Job Description
Lead Site Reliability Engineer (SRE) opportunity within our Google Cloud Site Reliability Engineering team at JPMorgan Chase, part of the Infrastructure Platform - Cloud Foundational Services SRE organization, operating within a global follow the sun support model.
Job Responsibilities
- Lead and implement SRE frameworks to support global Google Cloud environments and ensure the highest level of SLOs through operational excellence.
- Master application, data, infrastructure, and Agentic AI disciplines.
- Understand financial control and budget management, and partner with colleagues to lead collaborative teams to achieve common goals.
- Use enterprise authorized AI capabilities within the work environment to accelerate major incident triage, troubleshooting, and post incident analysis, validating outputs and handling operational data according to sensitivity and security requirements.
- Provide support to develop and improve the quality of technical engineering documentation.
- Provide technical supervision, oversight, and problem resolution for engineering activities.
- Champion a DevOps model so that services are automated and elastic across all platforms.
Required Qualifications, Capabilities, and Skills
- Google and Azure cloud expertise in a mission critical production environment.
- Strong understanding of container technologies such as Docker, Kubernetes, GKE, and HELM.
- Programming experience in Python, shell scripting, or Go, with good understanding of REST APIs.
- Hands on experience with cloud based technologies and tools, especially for deployment, monitoring, and operations, such as Google Observability, Azure Monitor, DataDog, Prometheus, Splunk, Elasticsearch, and Grafana.
- Experience using enterprise authorized AI capabilities within the work environment to improve SRE workflows, with strong validation habits and awareness of data sensitivity.
- Ability to evaluate AI assisted operational recommendations for correctness and risk, define appropriate guardrails for team usage, and ensure outcomes align with resiliency and security expectations.
- Strong understanding of Google Cloud governance, compliance, and cost management.
- Proficient with modern development technologies and tools such as Agile, CI/CD, Git, Infrastructure as Code, Terraform, and Jenkins.
- Google Cloud certification or equivalent technical experience in the public cloud.
- Good understanding of Agentic AI SDKs and GitHub Copilot skills.

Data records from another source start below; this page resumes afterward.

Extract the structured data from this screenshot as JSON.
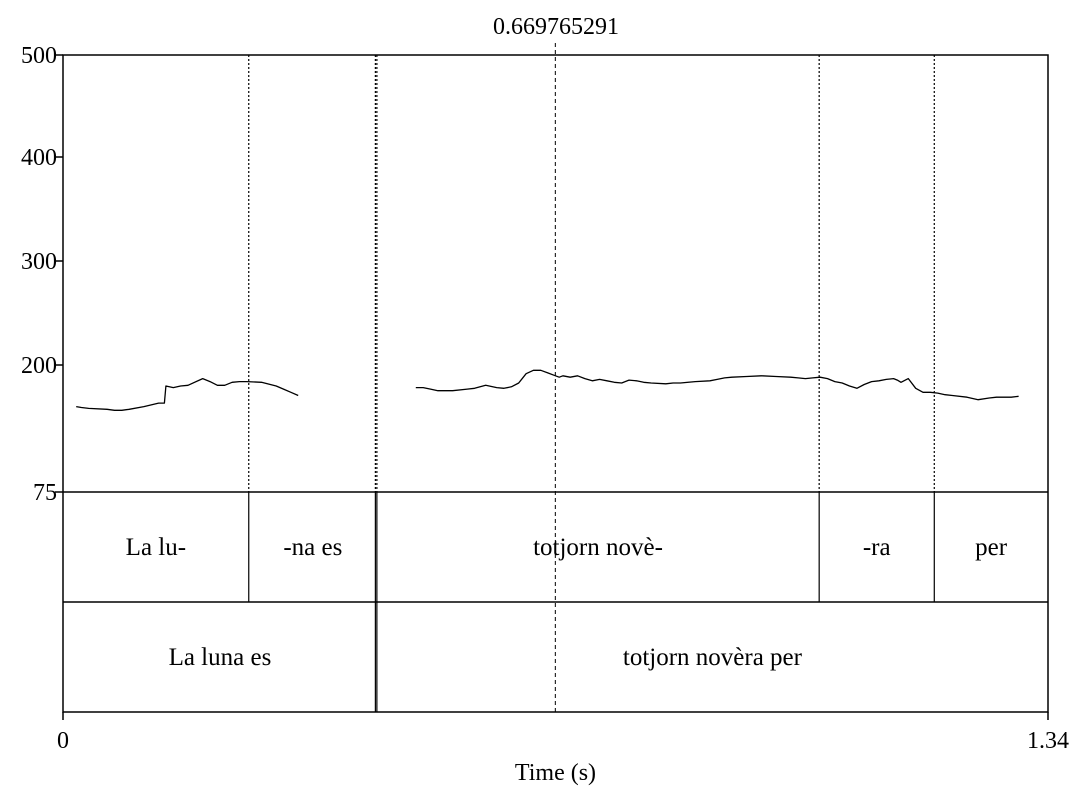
{
  "chart_data": {
    "type": "line",
    "cursor_label": "0.669765291",
    "cursor_time": 0.669765291,
    "xlabel": "Time (s)",
    "xlim": [
      0,
      1.34
    ],
    "x_tick_labels": [
      "0",
      "1.34"
    ],
    "ylabel": "",
    "ylim": [
      75,
      500
    ],
    "y_ticks": [
      75,
      200,
      300,
      400,
      500
    ],
    "y_tick_labels": [
      "75",
      "200",
      "300",
      "400",
      "500"
    ],
    "series": [
      {
        "segments": [
          [
            [
              0.018,
              145
            ],
            [
              0.025,
              144
            ],
            [
              0.035,
              143
            ],
            [
              0.06,
              142
            ],
            [
              0.07,
              141
            ],
            [
              0.08,
              141
            ],
            [
              0.09,
              142
            ],
            [
              0.11,
              145
            ],
            [
              0.13,
              149
            ],
            [
              0.138,
              149
            ],
            [
              0.14,
              170
            ],
            [
              0.15,
              168
            ],
            [
              0.16,
              170
            ],
            [
              0.17,
              171
            ],
            [
              0.19,
              180
            ],
            [
              0.2,
              176
            ],
            [
              0.21,
              171
            ],
            [
              0.22,
              171
            ],
            [
              0.23,
              175
            ],
            [
              0.24,
              176
            ],
            [
              0.25,
              176
            ],
            [
              0.27,
              175
            ],
            [
              0.29,
              170
            ],
            [
              0.3,
              166
            ],
            [
              0.31,
              162
            ],
            [
              0.32,
              158
            ]
          ],
          [
            [
              0.48,
              168
            ],
            [
              0.49,
              168
            ],
            [
              0.5,
              166
            ],
            [
              0.51,
              164
            ],
            [
              0.53,
              164
            ],
            [
              0.55,
              166
            ],
            [
              0.56,
              167
            ],
            [
              0.575,
              171
            ],
            [
              0.59,
              168
            ],
            [
              0.6,
              167
            ],
            [
              0.61,
              169
            ],
            [
              0.62,
              174
            ],
            [
              0.63,
              187
            ],
            [
              0.64,
              192
            ],
            [
              0.65,
              192
            ],
            [
              0.66,
              188
            ],
            [
              0.67,
              184
            ],
            [
              0.675,
              182
            ],
            [
              0.68,
              184
            ],
            [
              0.69,
              182
            ],
            [
              0.7,
              184
            ],
            [
              0.71,
              180
            ],
            [
              0.72,
              177
            ],
            [
              0.73,
              179
            ],
            [
              0.74,
              177
            ],
            [
              0.75,
              175
            ],
            [
              0.76,
              174
            ],
            [
              0.77,
              178
            ],
            [
              0.78,
              177
            ],
            [
              0.79,
              175
            ],
            [
              0.8,
              174
            ],
            [
              0.82,
              173
            ],
            [
              0.83,
              174
            ],
            [
              0.84,
              174
            ],
            [
              0.86,
              176
            ],
            [
              0.88,
              177
            ],
            [
              0.89,
              179
            ],
            [
              0.9,
              181
            ],
            [
              0.91,
              182
            ],
            [
              0.93,
              183
            ],
            [
              0.95,
              184
            ],
            [
              0.97,
              183
            ],
            [
              0.99,
              182
            ],
            [
              1.0,
              181
            ],
            [
              1.01,
              180
            ],
            [
              1.02,
              181
            ],
            [
              1.03,
              182
            ],
            [
              1.04,
              180
            ],
            [
              1.05,
              176
            ],
            [
              1.06,
              174
            ],
            [
              1.07,
              170
            ],
            [
              1.08,
              167
            ],
            [
              1.09,
              172
            ],
            [
              1.1,
              176
            ],
            [
              1.11,
              177
            ],
            [
              1.12,
              179
            ],
            [
              1.13,
              180
            ],
            [
              1.135,
              178
            ],
            [
              1.14,
              175
            ],
            [
              1.15,
              180
            ],
            [
              1.16,
              167
            ],
            [
              1.17,
              162
            ],
            [
              1.18,
              162
            ],
            [
              1.19,
              161
            ],
            [
              1.2,
              159
            ],
            [
              1.21,
              158
            ],
            [
              1.23,
              156
            ],
            [
              1.245,
              153
            ],
            [
              1.26,
              155
            ],
            [
              1.27,
              156
            ],
            [
              1.29,
              156
            ],
            [
              1.3,
              157
            ]
          ]
        ]
      }
    ],
    "tiers": [
      {
        "intervals": [
          {
            "start": 0,
            "end": 0.2527,
            "label": "La lu-",
            "end_style": "solid"
          },
          {
            "start": 0.2527,
            "end": 0.427,
            "label": "-na es",
            "end_style": "solid"
          },
          {
            "start": 0.427,
            "end": 1.0287,
            "label": "totjorn novè-",
            "end_style": "solid"
          },
          {
            "start": 1.0287,
            "end": 1.1853,
            "label": "-ra",
            "end_style": "solid"
          },
          {
            "start": 1.1853,
            "end": 1.34,
            "label": "per",
            "end_style": "none"
          }
        ]
      },
      {
        "intervals": [
          {
            "start": 0,
            "end": 0.427,
            "label": "La luna es",
            "end_style": "solid"
          },
          {
            "start": 0.427,
            "end": 1.34,
            "label": "totjorn novèra per",
            "end_style": "none"
          }
        ]
      }
    ]
  }
}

Preferred Qualifications, Capabilities, and Skills
- Good understanding of operating systems such as Windows and Linux (RedHat/Ubuntu).
- Good understanding of LLM and other AI/ML frameworks that can be used in AIOPS.
We recognize that our people are our strength and the diverse talents they bring to our global workforce are directly linked to our success. We are an equal opportunity employer and place a high value on diversity and inclusion at our company. We do not discriminate on the basis of any protected attribute, including race, religion, color, national origin, gender, sexual orientation, gender identity, gender expression, age, marital or veteran status, pregnancy or disability, or any other basis protected under applicable law. We also make reasonable accommodations for applicants' and employees' religious practices and beliefs, as well as mental health or physical disability needs.